As mentioned in the previous log, the WS2812 is driven by a serial asynchronus square signal of 800KHz, and the duty will determine if the value transmitted is a '1' or a '0'.
- if the signal is high for 0.8µs, and then goes low for 0.45µs, it's transmitting a '1' (duty cycle 64%)
- if the signal is high for 0.4µs, and then goes low for 0.85µs, it's transmitting a '0' (duty cycle 32%)
Now this timming can be a bit of pain to achieve if trying to do by "bitbang". By "bitbang" I mean setting level high, doing a couple of NOPS or dummy instructions, then setting it low, and so on for the total amount of bits required for all the pixels. And any interruption or asynchronous event will ruin the timming.
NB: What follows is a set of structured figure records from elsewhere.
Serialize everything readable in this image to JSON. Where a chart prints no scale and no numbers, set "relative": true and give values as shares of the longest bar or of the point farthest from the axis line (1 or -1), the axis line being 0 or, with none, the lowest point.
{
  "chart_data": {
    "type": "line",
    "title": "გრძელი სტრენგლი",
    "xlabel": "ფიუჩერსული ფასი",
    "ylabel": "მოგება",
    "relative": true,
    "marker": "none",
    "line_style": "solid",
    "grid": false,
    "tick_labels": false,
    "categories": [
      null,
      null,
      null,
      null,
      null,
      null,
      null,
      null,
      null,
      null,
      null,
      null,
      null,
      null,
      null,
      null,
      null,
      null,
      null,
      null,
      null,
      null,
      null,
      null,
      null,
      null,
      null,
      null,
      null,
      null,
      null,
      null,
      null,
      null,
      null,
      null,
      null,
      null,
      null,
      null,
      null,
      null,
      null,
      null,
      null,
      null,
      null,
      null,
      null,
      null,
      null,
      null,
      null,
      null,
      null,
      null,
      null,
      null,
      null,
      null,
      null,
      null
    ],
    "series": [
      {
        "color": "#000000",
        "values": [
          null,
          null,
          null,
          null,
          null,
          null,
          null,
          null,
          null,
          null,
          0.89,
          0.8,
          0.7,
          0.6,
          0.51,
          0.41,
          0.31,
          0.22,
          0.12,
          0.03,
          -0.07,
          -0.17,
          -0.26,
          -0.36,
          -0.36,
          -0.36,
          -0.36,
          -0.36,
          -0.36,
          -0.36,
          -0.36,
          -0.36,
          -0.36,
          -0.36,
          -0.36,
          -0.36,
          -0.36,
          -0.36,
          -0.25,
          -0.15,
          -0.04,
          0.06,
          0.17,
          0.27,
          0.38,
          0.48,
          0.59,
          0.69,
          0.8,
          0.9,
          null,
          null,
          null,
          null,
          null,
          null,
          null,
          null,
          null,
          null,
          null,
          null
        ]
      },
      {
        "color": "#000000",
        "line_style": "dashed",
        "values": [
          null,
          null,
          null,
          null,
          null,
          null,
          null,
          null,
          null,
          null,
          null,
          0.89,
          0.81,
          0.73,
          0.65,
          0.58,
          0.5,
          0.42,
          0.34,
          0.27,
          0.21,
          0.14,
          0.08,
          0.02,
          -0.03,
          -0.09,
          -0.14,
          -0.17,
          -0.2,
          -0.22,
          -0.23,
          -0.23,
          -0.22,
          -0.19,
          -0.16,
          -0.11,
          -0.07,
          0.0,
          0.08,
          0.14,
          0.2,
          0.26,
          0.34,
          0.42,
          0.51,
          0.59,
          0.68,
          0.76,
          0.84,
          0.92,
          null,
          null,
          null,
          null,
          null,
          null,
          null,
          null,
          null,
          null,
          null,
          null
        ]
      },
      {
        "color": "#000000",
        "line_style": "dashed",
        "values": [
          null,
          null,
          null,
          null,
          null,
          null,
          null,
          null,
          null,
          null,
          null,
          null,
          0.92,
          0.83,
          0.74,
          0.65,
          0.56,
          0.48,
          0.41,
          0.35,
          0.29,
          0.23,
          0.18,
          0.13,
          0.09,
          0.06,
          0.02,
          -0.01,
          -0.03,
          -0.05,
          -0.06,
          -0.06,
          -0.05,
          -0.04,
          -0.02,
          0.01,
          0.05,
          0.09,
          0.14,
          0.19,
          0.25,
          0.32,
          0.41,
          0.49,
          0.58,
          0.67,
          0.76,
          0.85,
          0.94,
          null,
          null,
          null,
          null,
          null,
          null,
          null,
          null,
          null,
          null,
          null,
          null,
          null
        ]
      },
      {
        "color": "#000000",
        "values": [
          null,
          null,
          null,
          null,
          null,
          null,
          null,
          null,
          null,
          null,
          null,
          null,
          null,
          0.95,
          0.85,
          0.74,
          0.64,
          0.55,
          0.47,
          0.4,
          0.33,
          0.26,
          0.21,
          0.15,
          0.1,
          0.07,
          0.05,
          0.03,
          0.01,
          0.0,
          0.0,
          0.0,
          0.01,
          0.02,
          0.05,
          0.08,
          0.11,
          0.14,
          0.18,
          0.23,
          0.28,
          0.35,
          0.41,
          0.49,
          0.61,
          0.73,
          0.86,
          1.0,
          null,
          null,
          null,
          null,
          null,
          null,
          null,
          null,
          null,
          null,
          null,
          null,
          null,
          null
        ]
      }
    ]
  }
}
I saw some projects use an SPI peripheral, setting its clock in a convenient way, and achieving the duty with the data bits. It's a clever way to do it, which has several advantages, including easing a lot the CPU usage. But it also makes the required memory grow significatively, as each pixel bit demands several bits of memory.
So I went for a more basic/traditional/academic approach. The STM32F103C8 Timers can be configured to generate PWM signals on a pin, and use a DMA channel to load the following value. That way, if the LED strip is connected to the right pin, it can be refreshed with accurate timming and minimal CPU usage.
As both peripherals are quite architecture/vendor specific, they are rarely used in frameworks like Arduino or Mbed, and require using the STM32CubeMx tool to generate the skeleton of the application. The timer channel is configured to generate a precise 1.25µs clock signal, and the PWM value in the channel will set the duty to 32% or 64% if it's a '0' or a '1'.
I wrote the first couple of functions of the GFX_DRV module, and quickly realized the idea was not as efficient as I envisioned. Instead of 3 or 4 bits per pixel bit, I was now using 16 bits (that's the size of the timer compare register) per pixel bit. The code was simple to understand and debug, but not worth the memory budget.
Yet I decided to keep it with some extra change. The refresh procedure was split into two levels, the Timer/DMA doing one full pixel at a time, and the CPU reloading the buffer with the next pixel values when the DMA cycle was completed.
The memory overhead is now fixed to 48 bytes, independently of the screen size. The CPU, when the screen needs an updated, is required to reload the timer buffer every 30µs, which is not ideal. But as it's not doing anything else, it turned out to be acceptable in the end.